На следующее утро мы проснулись поздно и по настоятельному требованию Гарриса позавтракали скромно, «без изысков». После этого мы устроили уборку, привели все в порядок (нескончаемое занятие, которое стало потихоньку вносить некую ясность в нередко занимавший меня вопрос — каким именно образом женщина, имеющая на руках всего лишь одну квартиру, ухитряется убивать время), и часам к десяти выступили в поход, который, как мы решили, сегодня проведем на совесть.

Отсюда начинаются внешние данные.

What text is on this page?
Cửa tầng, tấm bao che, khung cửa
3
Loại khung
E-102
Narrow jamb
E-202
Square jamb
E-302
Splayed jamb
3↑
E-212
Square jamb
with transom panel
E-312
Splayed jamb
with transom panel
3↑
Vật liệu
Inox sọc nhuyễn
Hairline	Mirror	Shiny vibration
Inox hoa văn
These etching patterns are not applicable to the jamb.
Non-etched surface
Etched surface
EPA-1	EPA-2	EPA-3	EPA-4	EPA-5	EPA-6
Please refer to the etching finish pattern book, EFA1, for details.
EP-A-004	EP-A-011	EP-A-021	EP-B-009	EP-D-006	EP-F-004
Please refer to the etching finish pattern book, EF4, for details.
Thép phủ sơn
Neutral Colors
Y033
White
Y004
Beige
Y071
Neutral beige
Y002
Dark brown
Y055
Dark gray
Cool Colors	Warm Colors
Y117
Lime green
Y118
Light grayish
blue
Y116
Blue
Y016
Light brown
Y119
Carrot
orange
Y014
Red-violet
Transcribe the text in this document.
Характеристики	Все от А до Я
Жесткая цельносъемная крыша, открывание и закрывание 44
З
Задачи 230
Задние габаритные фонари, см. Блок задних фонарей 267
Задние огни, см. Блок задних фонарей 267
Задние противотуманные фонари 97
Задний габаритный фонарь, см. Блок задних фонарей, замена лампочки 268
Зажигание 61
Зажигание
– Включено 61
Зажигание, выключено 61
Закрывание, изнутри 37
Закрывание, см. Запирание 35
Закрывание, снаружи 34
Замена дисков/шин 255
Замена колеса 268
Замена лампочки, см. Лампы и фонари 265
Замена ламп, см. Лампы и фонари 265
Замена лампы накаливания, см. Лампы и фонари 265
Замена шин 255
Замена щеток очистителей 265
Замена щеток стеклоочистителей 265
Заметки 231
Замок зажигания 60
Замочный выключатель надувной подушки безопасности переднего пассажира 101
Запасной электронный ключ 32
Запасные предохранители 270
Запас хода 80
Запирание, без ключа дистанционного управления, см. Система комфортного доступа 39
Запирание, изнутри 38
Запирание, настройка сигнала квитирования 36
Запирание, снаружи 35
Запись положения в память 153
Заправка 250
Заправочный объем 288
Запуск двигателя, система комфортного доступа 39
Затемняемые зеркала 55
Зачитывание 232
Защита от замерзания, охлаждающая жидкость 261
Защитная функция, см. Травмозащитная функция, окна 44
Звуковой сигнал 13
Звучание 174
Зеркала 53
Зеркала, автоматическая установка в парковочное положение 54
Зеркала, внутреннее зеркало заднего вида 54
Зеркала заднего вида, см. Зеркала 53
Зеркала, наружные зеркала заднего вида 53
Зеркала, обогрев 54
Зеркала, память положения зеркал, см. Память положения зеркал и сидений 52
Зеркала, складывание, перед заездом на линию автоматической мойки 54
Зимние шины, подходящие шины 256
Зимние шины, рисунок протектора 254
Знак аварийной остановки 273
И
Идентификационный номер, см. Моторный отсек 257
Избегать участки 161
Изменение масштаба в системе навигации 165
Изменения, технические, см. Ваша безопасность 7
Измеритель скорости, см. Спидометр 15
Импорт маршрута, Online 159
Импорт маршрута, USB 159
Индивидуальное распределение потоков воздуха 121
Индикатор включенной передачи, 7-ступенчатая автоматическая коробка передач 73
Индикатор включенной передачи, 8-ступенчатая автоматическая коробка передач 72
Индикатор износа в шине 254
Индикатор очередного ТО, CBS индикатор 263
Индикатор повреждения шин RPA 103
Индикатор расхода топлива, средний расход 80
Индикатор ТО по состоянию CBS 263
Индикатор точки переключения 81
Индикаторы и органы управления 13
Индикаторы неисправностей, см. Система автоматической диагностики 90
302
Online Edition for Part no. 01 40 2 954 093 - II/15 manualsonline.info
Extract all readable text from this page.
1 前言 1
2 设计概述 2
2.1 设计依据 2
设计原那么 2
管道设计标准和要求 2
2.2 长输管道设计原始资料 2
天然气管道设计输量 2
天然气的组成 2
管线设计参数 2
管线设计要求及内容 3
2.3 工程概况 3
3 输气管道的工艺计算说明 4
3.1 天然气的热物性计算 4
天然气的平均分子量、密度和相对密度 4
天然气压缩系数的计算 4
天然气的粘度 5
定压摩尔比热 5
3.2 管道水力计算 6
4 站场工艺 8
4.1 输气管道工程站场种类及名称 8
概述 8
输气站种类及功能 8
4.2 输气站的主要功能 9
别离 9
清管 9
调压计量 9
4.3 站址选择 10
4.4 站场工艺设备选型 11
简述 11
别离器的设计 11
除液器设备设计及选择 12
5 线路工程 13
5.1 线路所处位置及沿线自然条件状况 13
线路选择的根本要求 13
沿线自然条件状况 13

Для разнообразия мы решили не тянуть сегодня лодку бечевой, а пойти на веслах. При этом Гаррис считал, что наилучшее распределение сил получится если мы с Джорджем будем грести, а он будет рулить. Такая точка зрения не соответствовала моей совершенно. Я сказал, что, как я считаю, Гаррис обнаружил бы гораздо больше сообразительности взявшись за работу с Джорджем, а мне дав немного передохнуть. Мне казалось, что в нашей поездке я работаю гораздо больше, чем мне полагается по справедливости, и я начинал по этому поводу нервничать.

Мне всегда кажется, что я работаю больше чем следует. Это не значит, что я противлюсь работе, прошу отметить; работу я люблю, она меня увлекает. Я способен сидеть и смотреть на нее часами. Я люблю, когда у меня есть работа; мысль о том чтобы от нее избавиться почти разбивает мне сердце.

Перегрузить меня работой нельзя: набирать ее стало моей страстью. Мой кабинет так ею набит, что для новой почти не осталось ни дюйма свободного места. Мне скоро придется пристраивать новый флигель.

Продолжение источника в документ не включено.